Friday, February 13, 2015

Vatican's finance czar reports $1.5 billion in hidden assets

John L. Allen, Jr.
Crux
February 13, 2015


Pope Francis’ finance czar today informed fellow members of the College of Cardinals that the Vatican has more than $1.5 billion in assets it didn’t previously know it possessed, although that potential windfall has to be balanced against a projected deficit of almost $1 billion in its pension fund.

The discoveries mean that the Vatican’s total assets rise to more than $3 billion, roughly one-third more than previously reported.

The cardinals were also informed that the Vatican’s real estate holdings may be undervalued by a factor of four, meaning that the overall financial health of the Vatican may be considerably rosier than was previously believed.

The disclosures at the closed-door meeting by Australian Cardinal George Pell, installed as secretary for the economy a year ago, was part of a wide-ranging overview of efforts at financial reform under Francis presented today to cardinals from around the world.

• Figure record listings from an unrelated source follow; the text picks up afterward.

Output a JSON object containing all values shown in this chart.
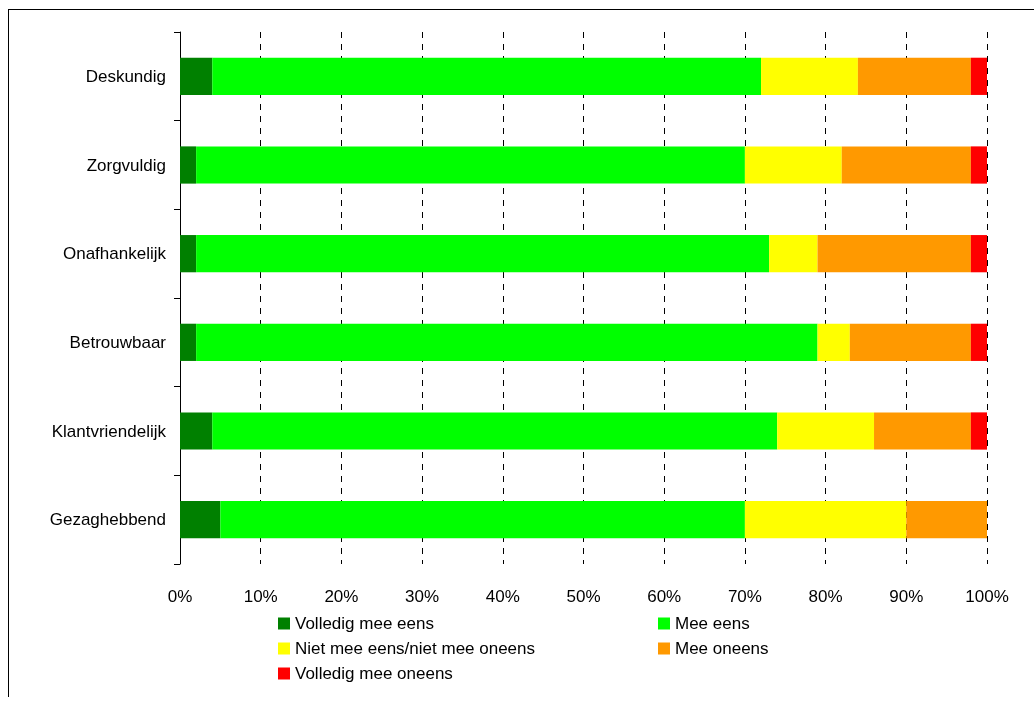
{
  "chart_data": {
    "type": "bar",
    "orientation": "horizontal",
    "stacked": true,
    "categories": [
      "Deskundig",
      "Zorgvuldig",
      "Onafhankelijk",
      "Betrouwbaar",
      "Klantvriendelijk",
      "Gezaghebbend"
    ],
    "series": [
      {
        "name": "Volledig mee eens",
        "color": "#008000",
        "values": [
          4,
          2,
          2,
          2,
          4,
          5
        ]
      },
      {
        "name": "Mee eens",
        "color": "#00ff00",
        "values": [
          68,
          68,
          71,
          77,
          70,
          65
        ]
      },
      {
        "name": "Niet mee eens/niet mee oneens",
        "color": "#ffff00",
        "values": [
          12,
          12,
          6,
          4,
          12,
          20
        ]
      },
      {
        "name": "Mee oneens",
        "color": "#ff9900",
        "values": [
          14,
          16,
          19,
          15,
          12,
          10
        ]
      },
      {
        "name": "Volledig mee oneens",
        "color": "#ff0000",
        "values": [
          2,
          2,
          2,
          2,
          2,
          0
        ]
      }
    ],
    "xlim": [
      0,
      100
    ],
    "xticks": [
      {
        "value": 0,
        "label": "0%"
      },
      {
        "value": 10,
        "label": "10%"
      },
      {
        "value": 20,
        "label": "20%"
      },
      {
        "value": 30,
        "label": "30%"
      },
      {
        "value": 40,
        "label": "40%"
      },
      {
        "value": 50,
        "label": "50%"
      },
      {
        "value": 60,
        "label": "60%"
      },
      {
        "value": 70,
        "label": "70%"
      },
      {
        "value": 80,
        "label": "80%"
      },
      {
        "value": 90,
        "label": "90%"
      },
      {
        "value": 100,
        "label": "100%"
      }
    ],
    "grid": "x",
    "legend": "bottom"
  }
}
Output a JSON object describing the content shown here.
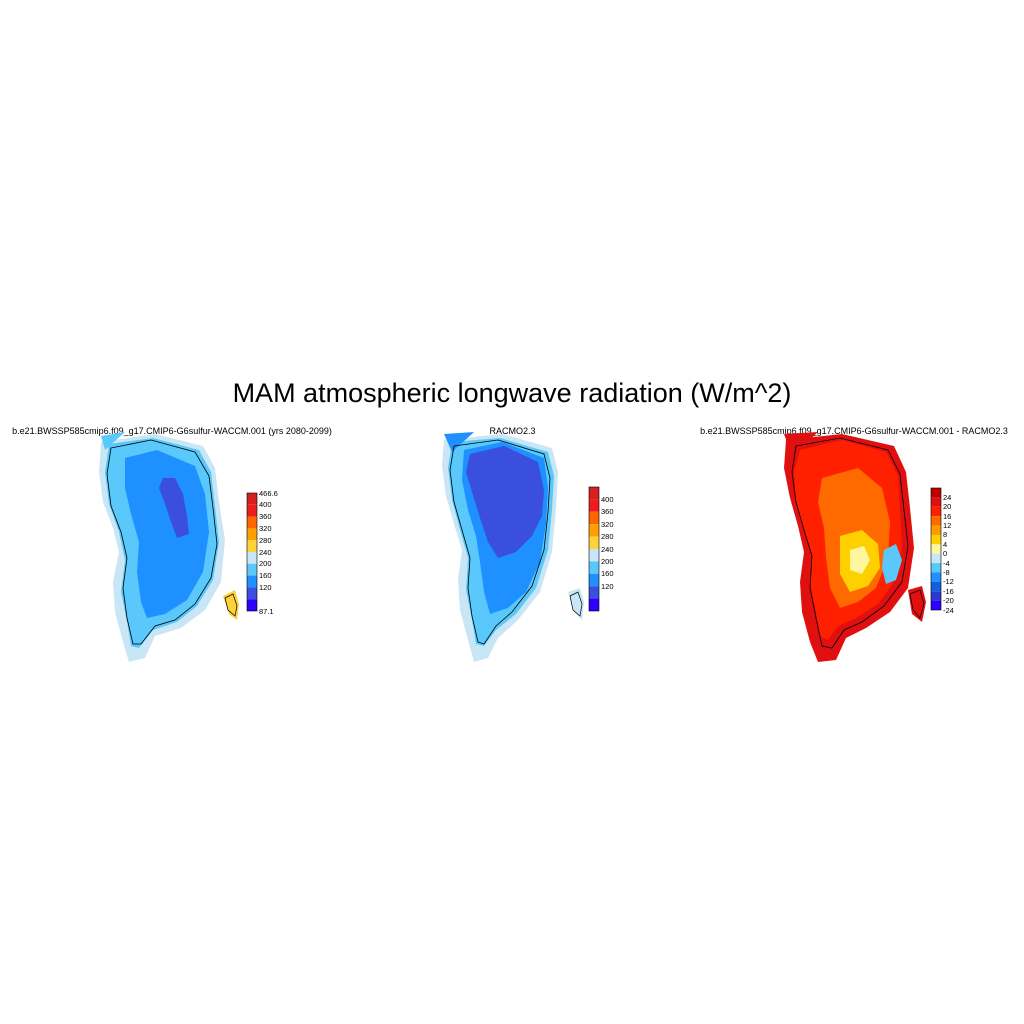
{
  "title": "MAM atmospheric longwave radiation (W/m^2)",
  "panels": [
    {
      "title": "b.e21.BWSSP585cmip6.f09_g17.CMIP6-G6sulfur-WACCM.001 (yrs 2080-2099)",
      "colorbar": {
        "labels": [
          "466.6",
          "400",
          "360",
          "320",
          "280",
          "240",
          "200",
          "160",
          "120",
          "87.1"
        ],
        "colors": [
          "#d62020",
          "#ee1c1c",
          "#ff6600",
          "#ff9f00",
          "#ffd23c",
          "#c8e6f5",
          "#5ac8fa",
          "#1e90ff",
          "#3a4fdc",
          "#3000ff"
        ]
      }
    },
    {
      "title": "RACMO2.3",
      "colorbar": {
        "labels": [
          "400",
          "360",
          "320",
          "280",
          "240",
          "200",
          "160",
          "120"
        ],
        "colors": [
          "#d62020",
          "#ee1c1c",
          "#ff6600",
          "#ff9f00",
          "#ffd23c",
          "#c8e6f5",
          "#5ac8fa",
          "#1e90ff",
          "#3a4fdc",
          "#3000ff"
        ]
      }
    },
    {
      "title": "b.e21.BWSSP585cmip6.f09_g17.CMIP6-G6sulfur-WACCM.001 - RACMO2.3",
      "colorbar": {
        "labels": [
          "24",
          "20",
          "16",
          "12",
          "8",
          "4",
          "0",
          "-4",
          "-8",
          "-12",
          "-16",
          "-20",
          "-24"
        ],
        "colors": [
          "#c00000",
          "#e01010",
          "#ff2000",
          "#ff6a00",
          "#ff9a00",
          "#ffd000",
          "#fff6a0",
          "#c8e6f5",
          "#5ac8fa",
          "#1e90ff",
          "#1060e0",
          "#2a3ad0",
          "#3000ff"
        ]
      }
    }
  ]
}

“We’re sound,” Pell said of the Vatican’s financial condition. “We’re muddled, it’s been muddled, there’s been inadequate information, but we’re far from broke.”

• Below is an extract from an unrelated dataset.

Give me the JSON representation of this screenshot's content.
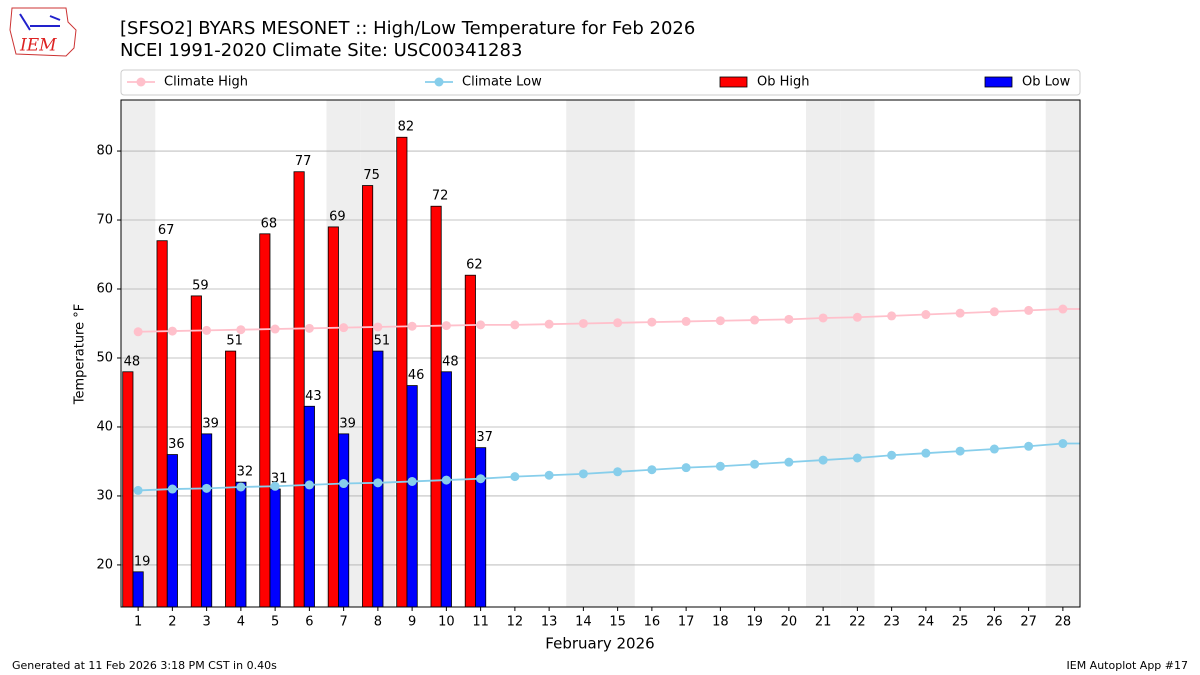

Pell spoke in an exclusive interview with Crux from his Vatican office.

In a speech to cardinals on Friday who were meeting in Rome ahead of a Saturday ceremony in which Pope Francis will create 20 new Princes of the Church, Pell said the Vatican’s total assets include some $500 million in various accounts that were purposefully excluded from an overall 2013 balance sheet, as well as $1 billion in assets that should have been included in that report but weren’t.

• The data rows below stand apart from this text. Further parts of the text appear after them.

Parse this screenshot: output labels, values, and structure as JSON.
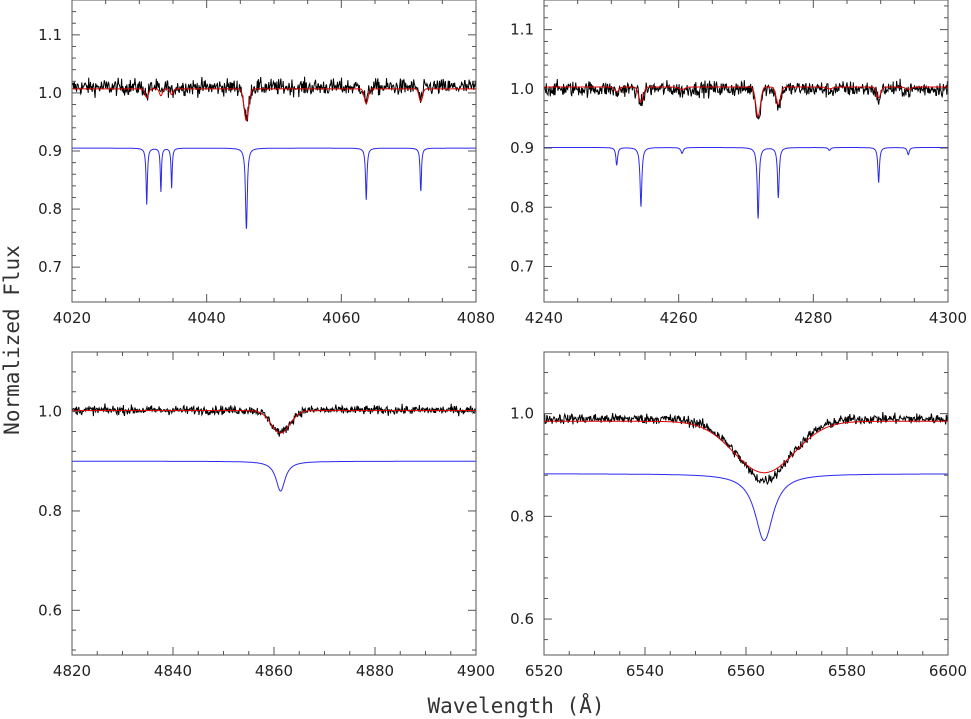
{
  "figure": {
    "xlabel": "Wavelength (Å)",
    "ylabel": "Normalized Flux"
  },
  "colors": {
    "observed": "#000000",
    "model_broadened": "#e00000",
    "model_sharp": "#2a2af0"
  },
  "chart_data": [
    {
      "type": "line",
      "panel": "top-left",
      "xlim": [
        4020,
        4080
      ],
      "ylim": [
        0.64,
        1.16
      ],
      "xticks": [
        4020,
        4040,
        4060,
        4080
      ],
      "xticklabels": [
        "4020",
        "4040",
        "4060",
        "4080"
      ],
      "yticks": [
        0.7,
        0.8,
        0.9,
        1.0,
        1.1
      ],
      "yticklabels": [
        "0.7",
        "0.8",
        "0.9",
        "1.0",
        "1.1"
      ],
      "continuum": {
        "observed": 1.01,
        "model": 1.007,
        "offset_model": 0.905
      },
      "lines": [
        {
          "x": 4031.1,
          "depth": 0.097,
          "width": 0.12,
          "model_depth": 0.015
        },
        {
          "x": 4033.2,
          "depth": 0.075,
          "width": 0.1,
          "model_depth": 0.012
        },
        {
          "x": 4034.8,
          "depth": 0.07,
          "width": 0.1,
          "model_depth": 0.01
        },
        {
          "x": 4045.9,
          "depth": 0.14,
          "width": 0.16,
          "model_depth": 0.055
        },
        {
          "x": 4063.7,
          "depth": 0.09,
          "width": 0.13,
          "model_depth": 0.025
        },
        {
          "x": 4071.8,
          "depth": 0.075,
          "width": 0.12,
          "model_depth": 0.022
        }
      ],
      "series": [
        {
          "kind": "observed",
          "noise": 0.014
        },
        {
          "kind": "model_broadened"
        },
        {
          "kind": "model_sharp"
        }
      ]
    },
    {
      "type": "line",
      "panel": "top-right",
      "xlim": [
        4240,
        4300
      ],
      "ylim": [
        0.64,
        1.15
      ],
      "xticks": [
        4240,
        4260,
        4280,
        4300
      ],
      "xticklabels": [
        "4240",
        "4260",
        "4280",
        "4300"
      ],
      "yticks": [
        0.7,
        0.8,
        0.9,
        1.0,
        1.1
      ],
      "yticklabels": [
        "0.7",
        "0.8",
        "0.9",
        "1.0",
        "1.1"
      ],
      "continuum": {
        "observed": 1.0,
        "model": 1.003,
        "offset_model": 0.901
      },
      "lines": [
        {
          "x": 4250.8,
          "depth": 0.03,
          "width": 0.15,
          "model_depth": 0.008
        },
        {
          "x": 4254.4,
          "depth": 0.1,
          "width": 0.16,
          "model_depth": 0.025
        },
        {
          "x": 4260.5,
          "depth": 0.01,
          "width": 0.2,
          "model_depth": 0.004
        },
        {
          "x": 4271.8,
          "depth": 0.12,
          "width": 0.16,
          "model_depth": 0.05
        },
        {
          "x": 4274.8,
          "depth": 0.085,
          "width": 0.15,
          "model_depth": 0.03
        },
        {
          "x": 4282.4,
          "depth": 0.005,
          "width": 0.2,
          "model_depth": 0.003
        },
        {
          "x": 4289.7,
          "depth": 0.06,
          "width": 0.14,
          "model_depth": 0.018
        },
        {
          "x": 4294.1,
          "depth": 0.012,
          "width": 0.18,
          "model_depth": 0.004
        }
      ],
      "series": [
        {
          "kind": "observed",
          "noise": 0.013
        },
        {
          "kind": "model_broadened"
        },
        {
          "kind": "model_sharp"
        }
      ]
    },
    {
      "type": "line",
      "panel": "bottom-left",
      "xlim": [
        4820,
        4900
      ],
      "ylim": [
        0.51,
        1.12
      ],
      "xticks": [
        4820,
        4840,
        4860,
        4880,
        4900
      ],
      "xticklabels": [
        "4820",
        "4840",
        "4860",
        "4880",
        "4900"
      ],
      "yticks": [
        0.6,
        0.8,
        1.0
      ],
      "yticklabels": [
        "0.6",
        "0.8",
        "1.0"
      ],
      "continuum": {
        "observed": 1.003,
        "model": 1.002,
        "offset_model": 0.9
      },
      "balmer": {
        "x": 4861.3,
        "model_depth": 0.045,
        "model_width": 2.6,
        "sharp_depth": 0.06,
        "sharp_width": 1.1
      },
      "series": [
        {
          "kind": "observed",
          "noise": 0.009
        },
        {
          "kind": "model_broadened"
        },
        {
          "kind": "model_sharp"
        }
      ]
    },
    {
      "type": "line",
      "panel": "bottom-right",
      "xlim": [
        6520,
        6600
      ],
      "ylim": [
        0.53,
        1.12
      ],
      "xticks": [
        6520,
        6540,
        6560,
        6580,
        6600
      ],
      "xticklabels": [
        "6520",
        "6540",
        "6560",
        "6580",
        "6600"
      ],
      "yticks": [
        0.6,
        0.8,
        1.0
      ],
      "yticklabels": [
        "0.6",
        "0.8",
        "1.0"
      ],
      "continuum": {
        "observed": 0.99,
        "model": 0.985,
        "offset_model": 0.883
      },
      "balmer": {
        "x": 6563.6,
        "model_depth": 0.1,
        "model_width": 8.5,
        "sharp_depth": 0.13,
        "sharp_width": 2.2
      },
      "series": [
        {
          "kind": "observed",
          "noise": 0.01
        },
        {
          "kind": "model_broadened"
        },
        {
          "kind": "model_sharp"
        }
      ]
    }
  ]
}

Pell stressed the discrepancies were not the result of illegal activity, but an overly compartmentalized and unwieldy reporting system that allowed significant pockets of assets to go undetected. He styled Friday’s revelations as a major step forward for transparency.

“This is the first time we’ve had a comprehensive and, we believe, accurate picture about what’s going on economically,” Pell said.

He said the clean-up effort on finances drew “massive support” from the cardinals gathered in Rome.

On other matters, Pell conceded that his clean-up operation stirred “enthusiastic opposition” earlier in the process, especially from some of the Vatican’s other traditional centers of power such as the Secretariat of State, but said much of that has dimmed.

“There was a bit of a dream world that this wouldn’t really take off, that after some huffing and puffing the world would return to way it was,” he said.

He pointed to last October as a turning point, when Pope Francis approved a set of procedures for money management intended to bring the Vatican into line with international best practices.

“The penny dropped after that,” Pell said. “People realized the game has changed.”

He also confirmed a point made recently by Cardinal Wilfrid Napier of South Africa, a member of the Council for the Economy, in an interview with the Catholic News Service: That a proposed set of statutes for the new secretariat, prepared by the Pontifical Council for Legislative Texts, would have hamstrung their efforts.

In early December, Pell revealed in an essay for a Catholic publication in England that his office had discovered “hundreds of millions” of Euro in previously unreported assets, although by Friday’s report to the College of Cardinals, that total had risen to $1.5 billion.

Pell told Crux that while he can certify that number is accurate, he’s not yet sure that’s everything that was previously unreported.

He cautioned, however, that those discoveries have to be balanced against difficulties in maintaining the pension fund.

“We don’t want to frighten people, because the fund is secure for the next 10-15 years,” he said. “But to make sure we can fund pensions in 20 years’ time, we’ll have to somehow put in progressively at least $800 million to $900 million.”

Pell said the actual number may be higher still, given that projections on fund performance going forward may be overly “fanciful,” given trends in interest rates.

One of the Vatican’s senior financial officials, Pell said, went out of his way on Friday to reassure elderly cardinals that “their pensions are secure.”

Pell said that providing an honest picture of the Vatican’s true financial condition is the opening salvo of the broader reform effort.

“What we’ve got to do is to get in place structures so that the Vatican is a model to others and not a scandal,” he said. “We have to make it terribly difficult to return to waste and inefficiency and some measure of corruption.”

In terms of future steps, Pell vowed that an independent auditor general for the Vatican, reporting directly to the pope, will be appointed by the summer, and that sometime later in the year, a new supervisory board will be in place for the Administration of the Patrimony of the Apostolic See, another of the Vatican’s important financial centers.

Pell also promised that sometime later in the year, “for the first time ever in Vatican history,” the various departments will be providing quarterly reports comparing expenditures to budgets.

In general, Pell said, Pope Francis has supported the reform effort at every turn.

“Whenever there were things we couldn’t clean up on our own, he’s been there to support us,” he said.